Politics & Policy

A Cosmetic Solution for the VA

Senator Tom Coburn (Chip Somodevilla/Getty Images)
Tom Coburn is a better choice to head the department.

President Obama’s choice of Bob McDonald, former CEO of Procter & Gamble, to be the new head of the Department of Veterans Affairs reveals the president’s fundamental lack of understanding of VA culture. True, McDonald is a West Point graduate who knows how the military (as well as a large corporation) runs, but he lacks a medical background or particular insight into this unwieldy behemoth, which employs 300,000 people.

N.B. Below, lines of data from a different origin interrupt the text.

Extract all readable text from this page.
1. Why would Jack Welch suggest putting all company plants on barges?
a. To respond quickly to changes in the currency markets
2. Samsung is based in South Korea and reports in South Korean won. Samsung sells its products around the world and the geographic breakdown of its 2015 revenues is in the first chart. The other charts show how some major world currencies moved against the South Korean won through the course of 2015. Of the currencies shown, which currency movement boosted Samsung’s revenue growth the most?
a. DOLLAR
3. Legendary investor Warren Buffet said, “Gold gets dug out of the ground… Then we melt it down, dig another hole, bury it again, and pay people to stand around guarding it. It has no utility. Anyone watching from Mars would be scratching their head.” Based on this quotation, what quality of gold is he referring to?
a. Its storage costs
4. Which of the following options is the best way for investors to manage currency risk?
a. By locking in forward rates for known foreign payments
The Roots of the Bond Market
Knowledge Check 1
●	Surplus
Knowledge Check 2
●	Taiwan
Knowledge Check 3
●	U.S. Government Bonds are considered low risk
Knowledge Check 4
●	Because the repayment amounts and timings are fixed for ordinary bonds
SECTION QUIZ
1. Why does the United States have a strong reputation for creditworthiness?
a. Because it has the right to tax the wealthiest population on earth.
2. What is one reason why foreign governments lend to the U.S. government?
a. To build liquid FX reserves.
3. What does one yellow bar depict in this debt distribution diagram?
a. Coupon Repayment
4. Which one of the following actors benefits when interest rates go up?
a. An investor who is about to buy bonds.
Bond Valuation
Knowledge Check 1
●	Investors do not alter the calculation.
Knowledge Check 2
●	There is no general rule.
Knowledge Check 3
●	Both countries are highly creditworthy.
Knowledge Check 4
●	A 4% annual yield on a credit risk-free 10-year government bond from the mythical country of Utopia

A better choice would be Tom Coburn, a physician who is due to retire from the Senate this year. Not only is Coburn the survivor of three cancers (melanoma, colon, and prostate), and not only is he a pioneer in investigating governmental waste and corruption, but he has also just released a scathing report revealing that poor and delayed medical treatment at the VA over a decade led to more than 1,000 deaths and cost the feds close to $1 billion in malpractice suits. Coburn understands that these numbers are just the tip of the iceberg, and that the VA needs to be rebuilt from the ground up.

Like the National Health Service in England, the VA provides health care directly, hiring its own doctors and nurses and building its own hospitals — but also like the NHS, it is cumbersome and insensitive to the needs of its patients. There is no reason to believe that McDonald has the experience or insight to heal a system that handles over 83 million outpatient visits and over 700,000 inpatient admissions per year yet is known among veterans as a place of last resort, a health-care safety net.

My patient “Gerald” is a case in point. A retired surgeon, he uses his Medicare to cover his basic care with me and goes to the VA only if I am not available or if one of his prescriptions isn’t covered by his secondary insurance. Don’t get me wrong — it was a VA clinic doctor who first discovered that Gerald’s blood sugar was out of control and started him on insulin. But Gerald tells me the doctor who diagnosed him was the exception, and he says his overall experience there has been subpar.

Unfortunately, not all veterans are as resourceful as Gerald, who has access to several different health-care systems, and while some are lucky and receive stellar care at the VA, others are not so lucky, as Senator Coburn’s report shows. Keep in mind that our veterans have many health-care needs that require intricate treatments. Close to one-third of veterans smoke, a sixth are heavy drinkers, and at least a third of our post-9/11 vets are suffering from post-traumatic stress or depression. These conditions render a patient much more difficult to treat. Oftentimes the VA is overwhelmed by these needs and doesn’t provide adequate care.

The VA is also woefully lacking when it comes to emergency care; the department admits that veterans wait at least twice as long for their emergency care as the average American.

The inevitable outcome of being overwhelmed is rationing. And rationing leads to euthanasia. It is not a coincidence that the VA has recently focused on mandatory end-of-life counseling, promoting a book called Your Life, Your Choices.

What is the solution? For starters, we need a captain at the helm of the VA ship with seafaring experience. Then we need an infusion of private alternatives with an expanded access for our vets. Medicaid should be provided automatically for those vets who can’t afford private insurance. I would suggest that all vets with incomes lower than 213 percent of the federal poverty line be eligible, the magic number for children in states with expanded Medicaid coverage under Obamacare.

Our warriors deserve better than another cosmetic solution, delivered to them straight from the former head of Procter & Gamble, the very king of cosmetics.

— Marc Siegel is a professor of medicine and medical director of Doctor Radio at NYU Langone Medical Center. He is a member of the Fox News Medical A-Team.